Stando alla ricostruzione della difesa, il comandante della Concordia si era infatti lamentato per il ritardo nei soccorsi, sollecitando la capitaneria. Temendo di essere accusato di ritardi ingiustificati nell’invio dei mezzi di soccorso, De Falco avrebbe pertanto effettuato quella telefonata a Schettino, ormai divenuta tristemente famosa, intimandogli di tornare a bordo. L’avvocato Domenico Pepe chiama in gioco le responsabilità della capitaneria di porto:

Quella telefonata ha infangato tutta la marineria italiana, ha infangato l’Italia in tutto il mondo e perché l’ha fatto?

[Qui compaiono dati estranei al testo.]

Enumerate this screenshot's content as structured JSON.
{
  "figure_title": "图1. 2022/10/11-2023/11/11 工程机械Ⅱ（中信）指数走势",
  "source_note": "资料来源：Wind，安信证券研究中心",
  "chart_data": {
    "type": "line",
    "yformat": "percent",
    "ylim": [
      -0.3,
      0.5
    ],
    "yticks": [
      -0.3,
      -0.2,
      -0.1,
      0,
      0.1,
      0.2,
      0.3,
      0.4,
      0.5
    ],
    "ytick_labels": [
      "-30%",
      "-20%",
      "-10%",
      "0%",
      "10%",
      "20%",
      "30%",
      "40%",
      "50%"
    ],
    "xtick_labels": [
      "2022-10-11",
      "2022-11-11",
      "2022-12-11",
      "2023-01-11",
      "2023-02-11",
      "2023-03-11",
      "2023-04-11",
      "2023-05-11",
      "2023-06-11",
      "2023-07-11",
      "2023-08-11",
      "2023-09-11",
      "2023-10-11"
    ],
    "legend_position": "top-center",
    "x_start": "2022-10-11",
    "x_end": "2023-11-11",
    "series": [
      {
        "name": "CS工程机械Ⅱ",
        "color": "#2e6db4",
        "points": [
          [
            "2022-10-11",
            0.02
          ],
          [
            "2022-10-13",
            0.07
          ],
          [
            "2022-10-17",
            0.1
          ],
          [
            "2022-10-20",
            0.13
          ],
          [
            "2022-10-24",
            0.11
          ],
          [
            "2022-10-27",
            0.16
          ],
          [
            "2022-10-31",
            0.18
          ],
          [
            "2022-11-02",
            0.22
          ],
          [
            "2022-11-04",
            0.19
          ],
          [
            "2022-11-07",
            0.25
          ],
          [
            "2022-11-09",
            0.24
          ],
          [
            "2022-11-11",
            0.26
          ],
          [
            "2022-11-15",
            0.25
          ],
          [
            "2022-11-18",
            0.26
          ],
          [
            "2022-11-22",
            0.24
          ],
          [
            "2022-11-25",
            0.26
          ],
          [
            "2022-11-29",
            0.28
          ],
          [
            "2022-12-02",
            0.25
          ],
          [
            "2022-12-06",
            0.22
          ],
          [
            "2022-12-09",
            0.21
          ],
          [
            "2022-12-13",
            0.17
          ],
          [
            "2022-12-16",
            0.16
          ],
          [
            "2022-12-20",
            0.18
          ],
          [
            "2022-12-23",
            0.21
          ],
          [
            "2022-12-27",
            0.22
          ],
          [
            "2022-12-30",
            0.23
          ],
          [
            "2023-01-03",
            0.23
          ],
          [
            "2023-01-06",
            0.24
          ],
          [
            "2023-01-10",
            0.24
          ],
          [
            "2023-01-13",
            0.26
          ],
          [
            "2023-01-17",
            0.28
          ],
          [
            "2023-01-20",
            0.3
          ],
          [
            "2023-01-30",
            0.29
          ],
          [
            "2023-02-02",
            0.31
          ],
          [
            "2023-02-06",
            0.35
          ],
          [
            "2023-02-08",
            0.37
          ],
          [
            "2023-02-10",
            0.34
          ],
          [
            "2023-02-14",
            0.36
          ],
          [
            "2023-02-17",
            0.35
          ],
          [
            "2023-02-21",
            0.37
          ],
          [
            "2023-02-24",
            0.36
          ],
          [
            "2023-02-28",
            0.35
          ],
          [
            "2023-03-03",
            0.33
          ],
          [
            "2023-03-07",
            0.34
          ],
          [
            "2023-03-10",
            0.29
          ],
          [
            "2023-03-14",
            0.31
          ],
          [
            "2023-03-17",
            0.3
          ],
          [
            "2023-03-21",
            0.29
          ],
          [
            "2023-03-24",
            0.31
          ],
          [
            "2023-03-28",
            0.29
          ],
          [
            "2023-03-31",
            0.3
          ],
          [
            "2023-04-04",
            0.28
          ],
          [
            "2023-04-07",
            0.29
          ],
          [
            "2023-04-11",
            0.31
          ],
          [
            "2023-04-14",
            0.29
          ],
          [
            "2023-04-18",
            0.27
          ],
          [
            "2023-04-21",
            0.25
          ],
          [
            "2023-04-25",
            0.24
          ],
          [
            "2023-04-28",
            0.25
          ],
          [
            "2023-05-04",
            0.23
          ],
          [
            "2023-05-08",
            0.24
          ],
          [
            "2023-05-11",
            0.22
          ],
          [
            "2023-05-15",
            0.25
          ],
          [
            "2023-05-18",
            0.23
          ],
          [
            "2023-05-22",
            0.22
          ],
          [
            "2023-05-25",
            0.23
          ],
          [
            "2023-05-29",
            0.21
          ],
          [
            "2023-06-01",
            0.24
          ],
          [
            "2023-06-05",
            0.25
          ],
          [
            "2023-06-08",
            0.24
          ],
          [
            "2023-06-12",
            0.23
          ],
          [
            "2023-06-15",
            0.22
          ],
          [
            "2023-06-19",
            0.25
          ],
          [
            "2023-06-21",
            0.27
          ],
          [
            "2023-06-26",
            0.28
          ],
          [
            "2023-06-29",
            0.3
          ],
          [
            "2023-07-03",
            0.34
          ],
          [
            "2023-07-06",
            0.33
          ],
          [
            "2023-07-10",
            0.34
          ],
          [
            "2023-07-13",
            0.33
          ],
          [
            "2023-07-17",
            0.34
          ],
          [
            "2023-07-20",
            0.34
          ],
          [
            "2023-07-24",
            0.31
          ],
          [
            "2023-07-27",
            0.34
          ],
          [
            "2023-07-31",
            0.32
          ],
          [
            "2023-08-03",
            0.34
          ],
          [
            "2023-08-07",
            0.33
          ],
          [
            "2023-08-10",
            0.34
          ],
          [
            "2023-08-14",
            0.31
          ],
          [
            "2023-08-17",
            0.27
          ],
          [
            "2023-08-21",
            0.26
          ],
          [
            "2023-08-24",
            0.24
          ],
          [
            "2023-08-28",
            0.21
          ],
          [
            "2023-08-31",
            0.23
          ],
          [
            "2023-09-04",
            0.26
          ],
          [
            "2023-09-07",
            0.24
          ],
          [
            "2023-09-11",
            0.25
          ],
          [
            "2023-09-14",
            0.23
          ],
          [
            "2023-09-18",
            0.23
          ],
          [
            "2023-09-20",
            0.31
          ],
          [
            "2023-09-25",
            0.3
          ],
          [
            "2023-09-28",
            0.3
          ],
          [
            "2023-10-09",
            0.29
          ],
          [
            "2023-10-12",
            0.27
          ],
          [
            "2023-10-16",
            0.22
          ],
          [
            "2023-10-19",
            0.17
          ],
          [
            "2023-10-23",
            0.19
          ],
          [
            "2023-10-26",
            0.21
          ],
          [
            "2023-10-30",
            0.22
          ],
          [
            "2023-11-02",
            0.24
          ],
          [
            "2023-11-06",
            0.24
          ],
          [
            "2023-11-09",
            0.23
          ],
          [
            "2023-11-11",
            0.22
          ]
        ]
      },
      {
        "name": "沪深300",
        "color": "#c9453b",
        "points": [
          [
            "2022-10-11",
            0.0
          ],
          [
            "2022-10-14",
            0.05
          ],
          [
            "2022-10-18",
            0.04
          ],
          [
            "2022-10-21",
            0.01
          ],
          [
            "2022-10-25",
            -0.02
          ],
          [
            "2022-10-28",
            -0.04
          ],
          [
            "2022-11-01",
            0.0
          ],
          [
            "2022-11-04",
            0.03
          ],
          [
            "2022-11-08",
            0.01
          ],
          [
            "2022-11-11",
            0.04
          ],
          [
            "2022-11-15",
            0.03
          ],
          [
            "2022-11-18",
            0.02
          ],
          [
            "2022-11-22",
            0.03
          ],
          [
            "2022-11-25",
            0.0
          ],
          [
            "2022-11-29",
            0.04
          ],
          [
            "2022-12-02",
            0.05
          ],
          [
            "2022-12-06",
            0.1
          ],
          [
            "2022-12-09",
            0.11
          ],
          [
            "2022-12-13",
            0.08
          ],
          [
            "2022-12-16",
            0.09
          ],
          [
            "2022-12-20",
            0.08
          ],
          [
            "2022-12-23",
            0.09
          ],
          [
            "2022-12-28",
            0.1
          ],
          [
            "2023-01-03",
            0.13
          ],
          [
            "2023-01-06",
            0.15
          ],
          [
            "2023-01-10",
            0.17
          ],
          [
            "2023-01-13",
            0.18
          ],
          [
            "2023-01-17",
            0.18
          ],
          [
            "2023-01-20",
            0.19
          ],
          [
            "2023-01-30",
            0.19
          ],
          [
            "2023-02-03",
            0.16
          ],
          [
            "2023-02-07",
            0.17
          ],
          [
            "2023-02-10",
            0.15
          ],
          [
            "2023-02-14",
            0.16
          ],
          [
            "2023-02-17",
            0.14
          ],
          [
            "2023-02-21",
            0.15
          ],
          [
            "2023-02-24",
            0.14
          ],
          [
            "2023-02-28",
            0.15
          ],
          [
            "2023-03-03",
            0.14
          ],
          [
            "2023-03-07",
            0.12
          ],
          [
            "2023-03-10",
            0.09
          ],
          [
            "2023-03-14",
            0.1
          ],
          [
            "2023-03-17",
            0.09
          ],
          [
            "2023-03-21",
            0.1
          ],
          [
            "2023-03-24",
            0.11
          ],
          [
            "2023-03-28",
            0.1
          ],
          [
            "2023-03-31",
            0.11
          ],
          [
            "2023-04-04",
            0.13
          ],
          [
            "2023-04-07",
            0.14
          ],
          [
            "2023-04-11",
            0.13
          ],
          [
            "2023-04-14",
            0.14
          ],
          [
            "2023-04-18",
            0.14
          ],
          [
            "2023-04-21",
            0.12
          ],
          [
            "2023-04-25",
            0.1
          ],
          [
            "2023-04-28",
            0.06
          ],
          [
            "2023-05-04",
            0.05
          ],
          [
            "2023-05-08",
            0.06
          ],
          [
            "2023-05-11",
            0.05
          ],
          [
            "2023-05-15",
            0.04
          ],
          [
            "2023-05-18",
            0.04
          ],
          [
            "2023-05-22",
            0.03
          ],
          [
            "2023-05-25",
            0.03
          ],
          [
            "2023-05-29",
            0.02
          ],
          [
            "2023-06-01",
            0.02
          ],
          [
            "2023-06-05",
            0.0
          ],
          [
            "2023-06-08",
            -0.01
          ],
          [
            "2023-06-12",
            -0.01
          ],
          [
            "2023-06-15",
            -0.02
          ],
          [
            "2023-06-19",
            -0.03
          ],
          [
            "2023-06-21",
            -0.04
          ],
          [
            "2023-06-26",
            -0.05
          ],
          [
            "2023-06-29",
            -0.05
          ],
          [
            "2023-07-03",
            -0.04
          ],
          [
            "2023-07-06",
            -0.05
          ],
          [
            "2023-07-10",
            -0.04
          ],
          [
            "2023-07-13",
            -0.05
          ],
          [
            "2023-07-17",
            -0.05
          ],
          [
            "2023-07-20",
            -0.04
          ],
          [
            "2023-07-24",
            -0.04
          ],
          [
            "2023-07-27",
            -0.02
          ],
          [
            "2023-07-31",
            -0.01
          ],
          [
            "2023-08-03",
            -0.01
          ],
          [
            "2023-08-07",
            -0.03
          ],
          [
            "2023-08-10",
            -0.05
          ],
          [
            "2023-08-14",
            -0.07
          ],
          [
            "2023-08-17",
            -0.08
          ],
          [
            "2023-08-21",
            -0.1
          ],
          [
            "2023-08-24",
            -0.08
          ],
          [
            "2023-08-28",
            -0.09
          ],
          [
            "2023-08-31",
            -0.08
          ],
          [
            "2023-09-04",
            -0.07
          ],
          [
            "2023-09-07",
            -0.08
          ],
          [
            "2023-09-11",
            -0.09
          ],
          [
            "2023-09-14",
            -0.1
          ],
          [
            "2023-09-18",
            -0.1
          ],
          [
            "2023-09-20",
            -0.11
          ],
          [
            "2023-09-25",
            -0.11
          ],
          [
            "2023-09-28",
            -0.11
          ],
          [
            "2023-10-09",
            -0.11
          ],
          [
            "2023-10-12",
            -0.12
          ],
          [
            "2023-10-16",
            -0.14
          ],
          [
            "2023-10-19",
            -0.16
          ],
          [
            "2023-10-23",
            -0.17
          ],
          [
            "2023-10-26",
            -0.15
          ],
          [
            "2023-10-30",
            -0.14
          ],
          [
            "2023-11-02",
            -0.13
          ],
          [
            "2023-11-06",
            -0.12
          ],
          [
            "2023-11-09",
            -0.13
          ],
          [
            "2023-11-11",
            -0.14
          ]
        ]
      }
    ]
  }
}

Per ritorsione nei confronti di Schettino che poco prima aveva sollecitato i soccorsi, chiedendo dove fossero andati a finire.

Pepe spiega che Schettino non aveva affatto abbandonato la nave come vuole far credere l’accusa, ma si era recato sugli scogli per coordinare meglio i soccorsi soltanto dopo lo sbarco di tutti i passeggeri presenti sul ponte di dritta.  Il forte vento di grecale avrebbe impedito al comandante della Costa Concordia di raggiungere l’altro lato della nave, come era nelle sue intenzioni per avere un quadro più chiaro della situazione.

La difesa ha sottolineato che dopo la tragedia il comandante si è sottoposto a un interrogatorio estenuante di  40 ore che lo avrebbe stremato, portandolo ad ammettere anche responsabilità non sue. L’avvocato Pepe ha poi criticato aspramente gli insulti del pm Pizza nei confronti del suo assistito, definito un incauto idiota:

In 40 anni di aule di udienza non ho mai visto offese all’imputato. Non so se con altri personaggi l’avrebbero fatto. Se ne sono approfittati perché è una persona perbene, questa è la verità!

Secondo gli avvocati difensori, Schettino non fu affatto incauto perché se avesse ordinato subito l’abbandono della nave sarebbero morte 4 mila persone a causa delle condizioni del mare, troppo agitato per mettere in acqua le scialuppe senza aspettare l’arrivo dei soccorsi. Il comandante della Concordia, stando alla ricostruzione della difesa, fu inoltre abbandonato da tutti i suoi ufficiali, ritrovandosi completamente solo a gestire l’emergenza e con molti dei sistemi di sicurezza della nave in tilt.

A proposito delle responsabilità della compagnia navale, Pepe ha accusato la Costa Crociere di aver interferito con il processo, minacciando  di spostare da Genova ad Amburgo alcuni settori della società. L’avvocato difensore di Schettino ha poi ricordato alla giuria l’accanimento subito da Schettino e dai suoi familiari, privati di auto, moto e beni immobiliari:

Alla casa, dove vive anche la figlia sedicenne, hanno apposto un cartello con scritto “Immobile sottoposto a sequestro penale¨. E così anche alla casa dei genitori, dove c’era la madre di 86 anni. Modalità indecenti  perché era sufficiente una trascrizione nel registro delle trascrizioni immobiliari.

Schettino per i suoi difensori avrebbe inoltro dovuto subire del “gossip schifoso”, malgrado la moldava Domnica Cemortan non fosse affatto abbracciata a lui al momento dell’impatto della nave sugli scogli, bensì fuori dalla porta.